Nie chciał opowiadać Jarkowi, o tym, co się stało. To fajny chłopak, znają się kupę lat, ale wypije jeszcze kilka piw i sprzeda opowieść kolegom. Jakby widział Jarka wśród kumpli: "Chłopaki, spotkałem Kurmana. Jest, kurwa, załamany. Psy zabrały mu prawo jazdy, bo jechał po piwach...

Wolał być sam. W delikatesach kupił pół litra i colę. Dali mu przezroczystą siatkę. Sprzedawczyni powiedziała, że innych nie mają. Też dziwne... Po co kupił wódkę? Przecież praktycznie nie pił. No może czasem piwo, czy dwa, a nawet trzy. Wódkę tylko w drinku i też rzadko. Ale dobra, skoro robią z niego pijaka, to wypije.

Znów usiadł na ławce koło ratusza. Był ciepły, wiosenny wieczór, właściwie już noc. Ludzie wracali z imprez, spacerowali. Też mógł tak samo. Gdyby nie ta fatalna sprawa! Ona wisiała mu jak kamień u szyi. Niby nic wielkiego, bo przecież ludzie robią znacznie gorsze rzeczy, jakoś z tym żyją i jeszcze potrafią być szczęśliwi. Jemu jednak ciążyła coraz bardziej. Chciałby być mocny. Być kimś takim, kto się odgryzie, odszczeknie, a jak trzeba, powie: ęMam to wszystko w dupie. Gadajcie sobie, piszcie, wydziwiajcie, nawet na mnie gwiżdżcie. Ja nie pękam. Najwyżej zmienię klub, przeprowadzę się.

Tak mógłby powiedzieć ktoś, kim chciałby czasem być, ale nie on...
Już wiedział, że się nie wywinie. Że musi. Ma jedno, jedyne wyjście. Siedział tak i gapił się przed siebie. Zagadnęło go kilku kibiców. Mówili: "Rafał, jutro pokaż, co potrafisz!". Odpowiadał tak, jak Jarkowi i wszystkim innym: "Postaram się".

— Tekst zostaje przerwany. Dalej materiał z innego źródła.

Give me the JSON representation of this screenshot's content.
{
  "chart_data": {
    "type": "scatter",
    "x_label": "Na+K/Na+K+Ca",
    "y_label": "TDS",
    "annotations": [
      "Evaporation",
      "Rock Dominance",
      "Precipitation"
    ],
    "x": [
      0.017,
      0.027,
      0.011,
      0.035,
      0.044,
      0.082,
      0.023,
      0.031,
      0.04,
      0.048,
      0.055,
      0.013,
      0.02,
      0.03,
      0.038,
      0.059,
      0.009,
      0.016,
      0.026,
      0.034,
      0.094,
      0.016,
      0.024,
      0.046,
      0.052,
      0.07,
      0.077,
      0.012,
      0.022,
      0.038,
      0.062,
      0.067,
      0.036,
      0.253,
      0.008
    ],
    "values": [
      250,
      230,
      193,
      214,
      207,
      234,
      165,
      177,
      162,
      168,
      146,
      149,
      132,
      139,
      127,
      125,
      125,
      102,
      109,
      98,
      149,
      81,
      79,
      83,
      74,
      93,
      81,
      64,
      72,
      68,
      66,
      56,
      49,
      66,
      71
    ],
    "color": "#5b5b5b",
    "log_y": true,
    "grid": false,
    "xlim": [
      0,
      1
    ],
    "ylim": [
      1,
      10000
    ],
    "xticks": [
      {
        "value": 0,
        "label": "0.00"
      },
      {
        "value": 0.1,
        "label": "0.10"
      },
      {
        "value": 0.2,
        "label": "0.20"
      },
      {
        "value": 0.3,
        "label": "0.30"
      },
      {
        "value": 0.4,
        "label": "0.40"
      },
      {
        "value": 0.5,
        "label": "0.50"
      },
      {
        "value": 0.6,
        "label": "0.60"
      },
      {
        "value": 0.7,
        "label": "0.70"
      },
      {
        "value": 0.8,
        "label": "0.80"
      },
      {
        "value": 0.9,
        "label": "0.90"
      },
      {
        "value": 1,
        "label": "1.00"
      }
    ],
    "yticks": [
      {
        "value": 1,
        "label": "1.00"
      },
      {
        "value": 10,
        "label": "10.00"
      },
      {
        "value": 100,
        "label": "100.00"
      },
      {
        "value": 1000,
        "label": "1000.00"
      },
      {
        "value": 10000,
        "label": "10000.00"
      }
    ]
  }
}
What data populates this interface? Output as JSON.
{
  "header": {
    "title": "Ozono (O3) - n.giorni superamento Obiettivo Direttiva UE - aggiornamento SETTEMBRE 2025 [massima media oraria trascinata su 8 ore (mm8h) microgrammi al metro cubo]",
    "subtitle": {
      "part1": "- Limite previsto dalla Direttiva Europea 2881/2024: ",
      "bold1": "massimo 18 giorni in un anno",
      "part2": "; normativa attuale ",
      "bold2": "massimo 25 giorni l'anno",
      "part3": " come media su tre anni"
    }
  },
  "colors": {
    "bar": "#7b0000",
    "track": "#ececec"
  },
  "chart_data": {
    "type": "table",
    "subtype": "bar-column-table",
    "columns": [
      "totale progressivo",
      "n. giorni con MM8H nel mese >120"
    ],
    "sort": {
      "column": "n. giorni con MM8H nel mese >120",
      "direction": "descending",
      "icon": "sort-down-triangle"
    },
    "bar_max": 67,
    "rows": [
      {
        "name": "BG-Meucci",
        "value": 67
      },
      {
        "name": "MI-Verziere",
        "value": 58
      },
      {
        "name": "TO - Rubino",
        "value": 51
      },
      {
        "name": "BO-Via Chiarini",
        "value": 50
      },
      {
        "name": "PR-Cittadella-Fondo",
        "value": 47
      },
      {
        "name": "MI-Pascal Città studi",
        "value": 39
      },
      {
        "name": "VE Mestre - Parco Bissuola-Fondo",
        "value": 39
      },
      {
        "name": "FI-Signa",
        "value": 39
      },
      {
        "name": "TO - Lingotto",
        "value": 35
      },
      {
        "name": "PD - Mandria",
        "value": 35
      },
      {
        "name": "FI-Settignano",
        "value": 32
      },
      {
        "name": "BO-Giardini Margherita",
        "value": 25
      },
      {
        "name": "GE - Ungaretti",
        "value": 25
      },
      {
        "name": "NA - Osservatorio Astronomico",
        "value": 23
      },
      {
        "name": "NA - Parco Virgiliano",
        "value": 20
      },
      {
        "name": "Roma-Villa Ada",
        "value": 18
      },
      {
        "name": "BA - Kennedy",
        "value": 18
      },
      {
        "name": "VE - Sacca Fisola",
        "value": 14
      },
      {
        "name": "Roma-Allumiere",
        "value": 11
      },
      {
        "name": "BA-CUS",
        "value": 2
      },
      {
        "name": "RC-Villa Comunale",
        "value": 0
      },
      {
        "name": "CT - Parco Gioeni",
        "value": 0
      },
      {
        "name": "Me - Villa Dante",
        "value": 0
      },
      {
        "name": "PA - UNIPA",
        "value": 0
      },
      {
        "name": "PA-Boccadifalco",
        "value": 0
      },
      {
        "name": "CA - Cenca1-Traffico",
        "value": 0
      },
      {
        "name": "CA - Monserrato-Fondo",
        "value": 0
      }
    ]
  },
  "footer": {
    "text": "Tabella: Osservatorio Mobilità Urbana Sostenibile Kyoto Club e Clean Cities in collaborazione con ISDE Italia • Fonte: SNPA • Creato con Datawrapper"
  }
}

Wiedział, że już go chyba nie zobaczą. Kurwa, czy ktoś za nim zapłacze? Pewnie uronią jakąś łezkę. A fani? Ciągle mu się wydawało, że go nie doceniali, że są nieufni. Bo przecież w tym sezonie jako senior miał kilka słabych meczów. Już gdzieś słyszał, że "sodówa", że "palma" i wielkie pieniądze go zmieniły. Był bardzo ciekaw, co powiedzą, jak usłyszą, jak dotrze do nich, że już go na torze nie zobaczą.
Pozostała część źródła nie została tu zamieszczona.